Mais, avec 1830, un esprit nouveau s’empara de l’industrie. Les économistes officiels mirent en honneur la théorie selon laquelle le travail n’est qu’une marchandise comme une autre. Beaucoup de patrons l’adoptèrent avec empressement, ne songèrent plus qu’à faire fortune, et exploitèrent leurs ouvriers au lieu de s’efforcer de les élever par leurs leçons et leurs exemples.
C’était la conséquence nécessaire de la diminution de l’esprit de foi et du progrès des doctrines naturalistes qui ne voient d’autre fin pour l’homme que la jouissance et le bien-être.

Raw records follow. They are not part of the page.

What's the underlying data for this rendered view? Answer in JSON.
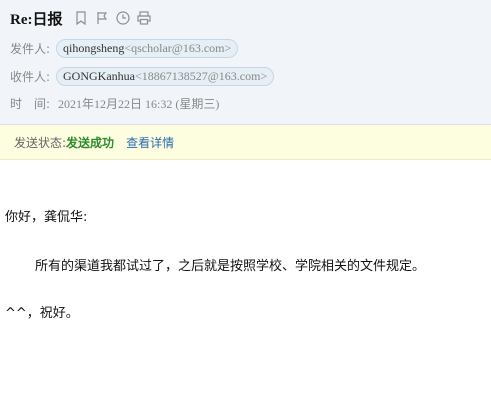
{
  "mail": {
    "subject": "Re:日报",
    "tool_icons": [
      "bookmark-icon",
      "flag-icon",
      "clock-icon",
      "print-icon"
    ],
    "from": {
      "label": "发件人:",
      "name": "qihongsheng",
      "address": "<qscholar@163.com>"
    },
    "to": {
      "label": "收件人:",
      "name": "GONGKanhua",
      "address": "<18867138527@163.com>"
    },
    "time": {
      "label": "时　间:",
      "value": "2021年12月22日 16:32 (星期三)"
    }
  },
  "status": {
    "label": "发送状态:",
    "value": "发送成功",
    "detail_link": "查看详情"
  },
  "body": {
    "greeting": "你好，龚侃华:",
    "paragraph": "所有的渠道我都试过了，之后就是按照学校、学院相关的文件规定。",
    "closing": "^^，祝好。"
  },
  "colors": {
    "header_bg": "#f1f5fa",
    "status_bg": "#fdfde0",
    "success": "#2e8b2e",
    "link": "#2b6cb0"
  }
}
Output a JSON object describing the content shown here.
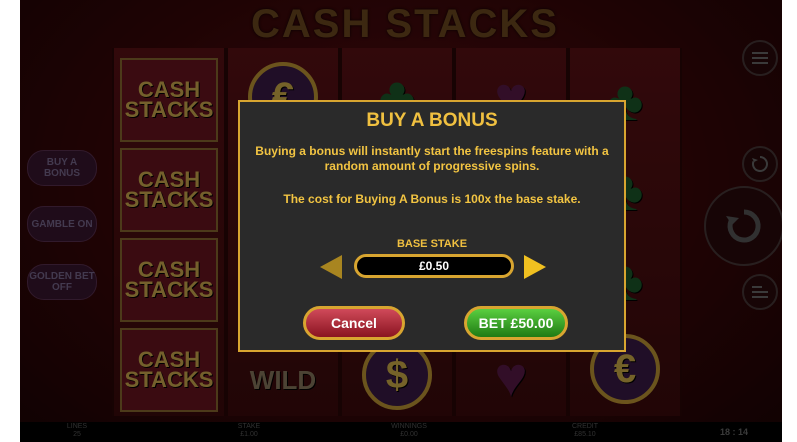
{
  "game": {
    "title": "CASH STACKS"
  },
  "reel_symbols": {
    "cash_stacks": "CASH STACKS",
    "euro": "€",
    "club": "♣",
    "heart": "♥",
    "wild": "WILD",
    "dollar": "$"
  },
  "left_controls": {
    "buy_bonus": "BUY A BONUS",
    "gamble": "GAMBLE ON",
    "golden_bet": "GOLDEN BET OFF"
  },
  "bottom_bar": {
    "lines_label": "LINES",
    "lines_value": "25",
    "stake_label": "STAKE",
    "stake_value": "£1.00",
    "winnings_label": "WINNINGS",
    "winnings_value": "£0.00",
    "credit_label": "CREDIT",
    "credit_value": "£85.10",
    "clock": "18 : 14"
  },
  "dialog": {
    "title": "BUY A BONUS",
    "description": "Buying a bonus will instantly start the freespins feature with a random amount of progressive spins.",
    "cost_text": "The cost for Buying A Bonus is 100x the base stake.",
    "base_stake_label": "BASE STAKE",
    "base_stake_value": "£0.50",
    "cancel_label": "Cancel",
    "bet_label": "BET £50.00"
  },
  "icons": [
    "menu-icon",
    "autoplay-icon",
    "spin-icon",
    "paytable-icon",
    "arrow-left-icon",
    "arrow-right-icon"
  ],
  "colors": {
    "accent_gold": "#d8a530",
    "title_gold": "#f0c040",
    "cancel_red": "#b02a3a",
    "bet_green": "#2f9a20",
    "dialog_bg": "#2a2a2a"
  }
}
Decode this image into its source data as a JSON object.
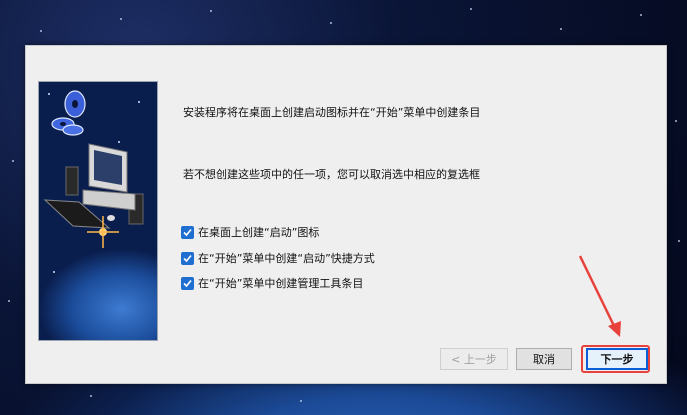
{
  "dialog": {
    "message_line1": "安装程序将在桌面上创建启动图标并在“开始”菜单中创建条目",
    "message_line2": "若不想创建这些项中的任一项，您可以取消选中相应的复选框",
    "options": [
      {
        "label": "在桌面上创建“启动”图标",
        "checked": true
      },
      {
        "label": "在“开始”菜单中创建“启动”快捷方式",
        "checked": true
      },
      {
        "label": "在“开始”菜单中创建管理工具条目",
        "checked": true
      }
    ],
    "buttons": {
      "back": "< 上一步",
      "cancel": "取消",
      "next": "下一步"
    }
  },
  "colors": {
    "checkbox": "#1f6fd1",
    "annotation": "#e8413c"
  },
  "icons": {
    "side_image": "computer-with-cds-illustration",
    "annotation_arrow": "red-arrow-icon"
  }
}
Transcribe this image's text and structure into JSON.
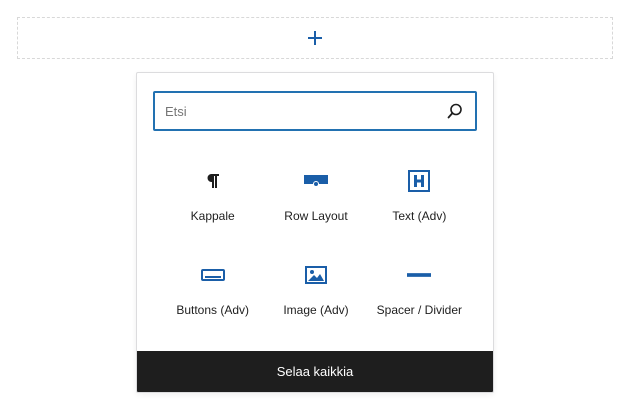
{
  "search": {
    "placeholder": "Etsi",
    "value": "",
    "icon": "search-icon"
  },
  "blocks": [
    {
      "label": "Kappale",
      "icon": "paragraph-icon"
    },
    {
      "label": "Row Layout",
      "icon": "row-layout-icon"
    },
    {
      "label": "Text (Adv)",
      "icon": "heading-icon"
    },
    {
      "label": "Buttons (Adv)",
      "icon": "buttons-icon"
    },
    {
      "label": "Image (Adv)",
      "icon": "image-icon"
    },
    {
      "label": "Spacer / Divider",
      "icon": "spacer-divider-icon"
    }
  ],
  "footer": {
    "browse_all_label": "Selaa kaikkia"
  },
  "colors": {
    "accent": "#2271b1",
    "footer_bg": "#1e1e1e",
    "icon_blue": "#1a5ea8"
  }
}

De leur côté, les ouvriers prêtaient l’oreille à ceux qui leur prêchaient le progrès, après l’avoir placé dans la facilité et la multiplication des jouissances, à ceux qui les excitaient au mépris du clergé et qui les mettaient en défiance contre la doctrine qui élève les âmes en leur montrant, pour but suprême de leurs efforts, les récompenses éternelles.
Ce que nous voyons n’est que le développement de ce qui se fit alors.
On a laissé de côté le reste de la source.